読書感想。面白そうな本なら何でも読みたい!

マイナス・ゼロ --広瀬正

「BOOK」データベースより引用
1945年の東京。空襲のさなか、浜田少年は息絶えようとする隣人の「先生」から奇妙な頼まれごとをする。18年後の今日、ここに来てほしい、というのだ。そして約束の日、約束の場所で彼が目にした不思議な機械―それは「先生」が密かに開発したタイムマシンだった。時を超え「昭和」の東京を旅する浜田が見たものは?失われた風景が鮮やかに甦る、早世の天才が遺したタイムトラベル小説の金字塔。

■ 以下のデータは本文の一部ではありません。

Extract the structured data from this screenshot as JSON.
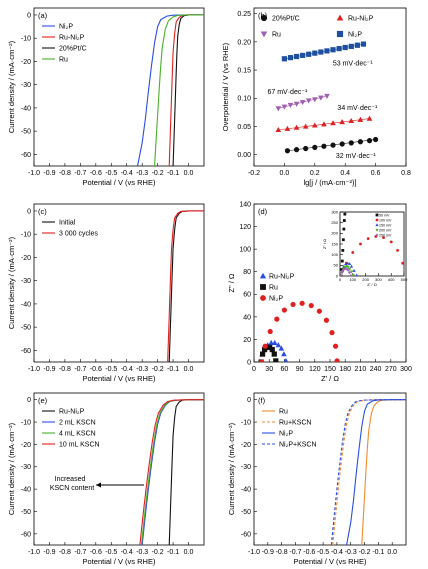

復刊してから気になっていながらも躊躇していたのですが、べるさんの絶賛もあり積んでおいたものです。名前は知っていましたが、一冊も読んだ事がありませんでした。
なんでもっと若い頃に読んでいなかったんだろう、と今は後悔しております。
日本のSFも海外の名作に劣らないことを証明している作品ではないでしょうか。

 

まず時代考証に破綻がなく、アイデアに頼ることなくキッチリと考え抜かれたストーリーに驚かされます。
要所で差し込まれる新聞の抜粋なども効果的だし、その当時の日本の一般的な生活感がごく自然に描写され、そこにうまい具合に未来から来た人間を溶け込ませている。
主人公の戸惑いや現状分析も自然で無理が感じられません。
SFという要素だけではなく、物語り全体も丁寧に作りこまれているのがわかります。

 

内外を問わずタイムトラベル作品はたくさんあると思いますが、なかなか納得いくものは少ないです。
イデア勝負で細かいところに気になる破綻が存在する作品は少なからずある。
本書も読んでいてある程度の予測がついたものの、それをどう収めるのだろうかと心配にもなったのですがそれは杞憂に終わりました。
あんな小さい伏線まで回収してしまうんだ!っとビックリするぐらい詳細までストーリー展開に気を配っています。

 

作中ではタイムマシンを関係者に理解してもらうためにウェルズの「タイムマシン」がよく取り上げられてますが、作品を読んでいる登場人物にはタイムマシンの話しは理解しやすいのでその点はスムーズですね。
やはり名作の基本作品を読んでおけばきっと未来から来客があっても対応できそうだから、これからも色々読んで準備しておこう!(笑)

 

全体的に暖かさを感じる作品だし、人の良さを感じる主人公なのに火事の現場で小学生を突き飛ばした時には、何で?と意味がわからなかったのですが、小学生の名前を見てニンマリ。なかなかユーモアもあります。
昭和という親近感のある時代で展開されるSF作品はとても貴重な存在であり、金字塔と言われるのも頷けます。
読後感もよく、SFが苦手という方でも楽しめる作品ではないでしょうか。
もっと多くの作品を残して欲しかった作家さんですね。